Ligand egress with Random Accelerated MD

In order to simulate the effects of E413G on the unbinding of glutamate from GluN2B, the system was modeled with Random Accelerated Molecular Dynamics (RAMD, originally known as Random Expulsion Molecular Dynamics) ⁴³. In the original implementation of this protocol, a random acceleration is applied to the ligand for a specified block of simulation time. If the ligand fails to move a minimum distance within that time, a new direction is randomly chosen. This technique was originally devised to explore long ligand access in tunnels with deeply buried active sites in cytochrome P450 in a tractable amount of simulation time ^43,44. By contrast, in the present study a new direction for the acceleration was chosen for each RAMD time-block, since the binding-site of glutamate in GluN2B is located very near the surface. This strategy was chosen to enable a more thorough exploration of ligand egress from the binding-site. The RAMD simulations ended when the ligand was 10 Å from the protein center-of-mass (COM).

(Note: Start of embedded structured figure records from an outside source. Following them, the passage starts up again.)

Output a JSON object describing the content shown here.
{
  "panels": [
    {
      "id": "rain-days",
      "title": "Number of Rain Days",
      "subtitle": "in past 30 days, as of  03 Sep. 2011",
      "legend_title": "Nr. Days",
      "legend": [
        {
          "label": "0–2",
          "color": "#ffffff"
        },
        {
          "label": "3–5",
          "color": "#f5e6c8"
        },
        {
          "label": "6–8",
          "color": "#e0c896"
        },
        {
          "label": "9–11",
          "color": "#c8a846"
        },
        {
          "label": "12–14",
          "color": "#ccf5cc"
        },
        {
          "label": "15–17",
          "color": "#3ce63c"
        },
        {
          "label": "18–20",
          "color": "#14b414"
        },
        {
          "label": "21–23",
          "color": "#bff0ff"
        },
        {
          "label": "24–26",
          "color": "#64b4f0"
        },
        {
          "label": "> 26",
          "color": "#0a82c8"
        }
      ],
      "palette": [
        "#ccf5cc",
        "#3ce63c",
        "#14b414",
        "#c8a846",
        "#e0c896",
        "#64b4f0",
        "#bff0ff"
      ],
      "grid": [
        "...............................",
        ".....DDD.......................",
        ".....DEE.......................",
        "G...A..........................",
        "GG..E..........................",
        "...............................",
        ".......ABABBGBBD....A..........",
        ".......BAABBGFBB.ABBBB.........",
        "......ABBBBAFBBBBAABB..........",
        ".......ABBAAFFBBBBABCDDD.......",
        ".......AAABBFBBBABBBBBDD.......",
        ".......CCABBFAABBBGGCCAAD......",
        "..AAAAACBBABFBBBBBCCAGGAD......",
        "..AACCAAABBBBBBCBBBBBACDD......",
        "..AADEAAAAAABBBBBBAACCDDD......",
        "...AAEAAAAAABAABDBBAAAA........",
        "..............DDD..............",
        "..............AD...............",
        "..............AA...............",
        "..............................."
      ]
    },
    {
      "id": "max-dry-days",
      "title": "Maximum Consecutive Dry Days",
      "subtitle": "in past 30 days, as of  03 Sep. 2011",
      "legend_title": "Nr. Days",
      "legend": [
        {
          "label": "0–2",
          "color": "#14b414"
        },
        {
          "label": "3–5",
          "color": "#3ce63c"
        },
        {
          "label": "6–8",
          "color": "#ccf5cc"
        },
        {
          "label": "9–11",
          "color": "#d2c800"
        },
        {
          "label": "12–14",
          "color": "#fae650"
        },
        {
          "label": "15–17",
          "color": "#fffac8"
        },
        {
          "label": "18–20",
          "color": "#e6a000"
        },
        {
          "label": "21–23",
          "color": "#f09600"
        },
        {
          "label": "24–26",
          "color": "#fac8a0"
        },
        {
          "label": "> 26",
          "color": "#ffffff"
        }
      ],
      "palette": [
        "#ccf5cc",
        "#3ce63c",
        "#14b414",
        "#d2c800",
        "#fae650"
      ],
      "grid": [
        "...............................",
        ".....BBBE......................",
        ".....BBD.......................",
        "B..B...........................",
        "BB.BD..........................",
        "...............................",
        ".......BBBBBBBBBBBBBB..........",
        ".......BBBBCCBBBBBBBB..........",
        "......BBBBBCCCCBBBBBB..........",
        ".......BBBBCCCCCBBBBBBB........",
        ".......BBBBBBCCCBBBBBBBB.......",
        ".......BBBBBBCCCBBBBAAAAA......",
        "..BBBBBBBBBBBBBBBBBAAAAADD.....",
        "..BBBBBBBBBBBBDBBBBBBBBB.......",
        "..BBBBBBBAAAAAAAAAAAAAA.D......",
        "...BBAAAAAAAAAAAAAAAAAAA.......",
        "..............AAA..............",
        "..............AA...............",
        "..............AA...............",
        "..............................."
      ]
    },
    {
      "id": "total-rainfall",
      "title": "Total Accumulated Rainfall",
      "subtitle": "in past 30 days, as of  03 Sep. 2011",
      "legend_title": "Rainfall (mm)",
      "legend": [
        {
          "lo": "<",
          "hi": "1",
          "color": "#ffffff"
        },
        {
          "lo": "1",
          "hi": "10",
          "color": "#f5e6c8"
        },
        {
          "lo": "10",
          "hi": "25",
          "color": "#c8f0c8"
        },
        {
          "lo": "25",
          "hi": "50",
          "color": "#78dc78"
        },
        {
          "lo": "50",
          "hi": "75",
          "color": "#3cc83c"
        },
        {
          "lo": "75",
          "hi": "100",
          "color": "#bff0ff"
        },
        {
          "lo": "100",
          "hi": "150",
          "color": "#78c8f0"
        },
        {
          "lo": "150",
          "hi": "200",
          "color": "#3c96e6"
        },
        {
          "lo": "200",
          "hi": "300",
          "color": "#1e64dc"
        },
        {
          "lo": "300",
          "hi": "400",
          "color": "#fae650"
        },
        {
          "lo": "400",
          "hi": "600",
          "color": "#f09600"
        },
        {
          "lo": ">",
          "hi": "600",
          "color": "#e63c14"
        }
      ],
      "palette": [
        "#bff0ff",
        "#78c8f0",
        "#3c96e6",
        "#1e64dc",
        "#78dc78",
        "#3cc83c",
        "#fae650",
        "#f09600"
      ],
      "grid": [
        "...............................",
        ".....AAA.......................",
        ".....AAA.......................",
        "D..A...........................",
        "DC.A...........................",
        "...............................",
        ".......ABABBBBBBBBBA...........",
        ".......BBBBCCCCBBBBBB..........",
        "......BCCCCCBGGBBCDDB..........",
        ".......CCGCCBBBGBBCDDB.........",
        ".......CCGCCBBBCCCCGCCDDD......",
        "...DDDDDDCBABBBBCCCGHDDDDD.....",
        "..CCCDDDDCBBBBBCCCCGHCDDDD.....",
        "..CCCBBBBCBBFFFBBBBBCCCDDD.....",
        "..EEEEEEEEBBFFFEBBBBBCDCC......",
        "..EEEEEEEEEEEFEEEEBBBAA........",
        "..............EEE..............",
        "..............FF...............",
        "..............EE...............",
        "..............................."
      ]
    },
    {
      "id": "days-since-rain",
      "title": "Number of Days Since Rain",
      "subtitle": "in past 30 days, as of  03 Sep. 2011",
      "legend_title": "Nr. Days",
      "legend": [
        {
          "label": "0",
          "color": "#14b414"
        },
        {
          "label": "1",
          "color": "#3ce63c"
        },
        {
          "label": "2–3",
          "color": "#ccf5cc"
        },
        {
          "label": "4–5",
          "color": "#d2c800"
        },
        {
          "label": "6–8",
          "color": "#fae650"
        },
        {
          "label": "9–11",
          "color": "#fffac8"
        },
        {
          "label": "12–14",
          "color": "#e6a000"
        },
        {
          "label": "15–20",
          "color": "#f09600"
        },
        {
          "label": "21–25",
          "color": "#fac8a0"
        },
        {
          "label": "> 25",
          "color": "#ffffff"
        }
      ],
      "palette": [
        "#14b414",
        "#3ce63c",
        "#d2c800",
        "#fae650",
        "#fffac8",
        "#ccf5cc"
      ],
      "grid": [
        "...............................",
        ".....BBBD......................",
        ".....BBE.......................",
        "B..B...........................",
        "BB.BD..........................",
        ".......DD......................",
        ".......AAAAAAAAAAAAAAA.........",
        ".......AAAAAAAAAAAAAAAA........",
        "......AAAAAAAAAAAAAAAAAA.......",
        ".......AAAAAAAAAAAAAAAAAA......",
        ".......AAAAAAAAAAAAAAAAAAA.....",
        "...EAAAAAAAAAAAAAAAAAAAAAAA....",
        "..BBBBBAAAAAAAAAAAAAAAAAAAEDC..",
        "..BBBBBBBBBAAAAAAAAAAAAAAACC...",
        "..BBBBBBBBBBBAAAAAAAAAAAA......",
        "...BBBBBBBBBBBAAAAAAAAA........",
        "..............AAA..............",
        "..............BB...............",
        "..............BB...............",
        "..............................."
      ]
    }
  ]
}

A number of parameters were optimized in order to use RAMD as a reliable tool for distinguishing the effect of the mutant vs the wild-type protein. These included the magnitude of ligand acceleration, enforced randomization of the acceleration vector, and starting co-ordinates of the protein/ligand complex. The results of this optimization are discussed in the Supporting Information.

The following protocol was chosen for RAMD on glutamate; 30 different simulations were initiated from a random snapshot of non-accelerated MD (10-20 ns) of the protein/ligand complex. Different initial coordinates were used to reduce any bias that could be introduced by a starting conformation more propitious for ligand egress. A constant acceleration of 0.225 kcal.Å.amu.mol⁻¹ was applied to all atoms of the ligand, with a new direction randomly chosen every 0.2 ps (100 steps). Each simulation was run until the ligand was at least 10 Å from the protein center of mass. Such MD runs, took 1-10 ns and seldom exceeded 20 ns.

A similar RAMD protocol was also used to explore the egress of the cyclic glutamate derivative (2S, 4S)-2,4-piperidinedicarboxylate (PPC). Lower accelerations of 0.191 kcal.Å.amu.mol⁻¹ PPC, and a 15 Å COM cutoff were used to correct for the larger momentum and size of the ligand compared to glutamate. General CHARMM force field parameters for the ligands were assigned by analogy using the Paramchem website ^38,45–47.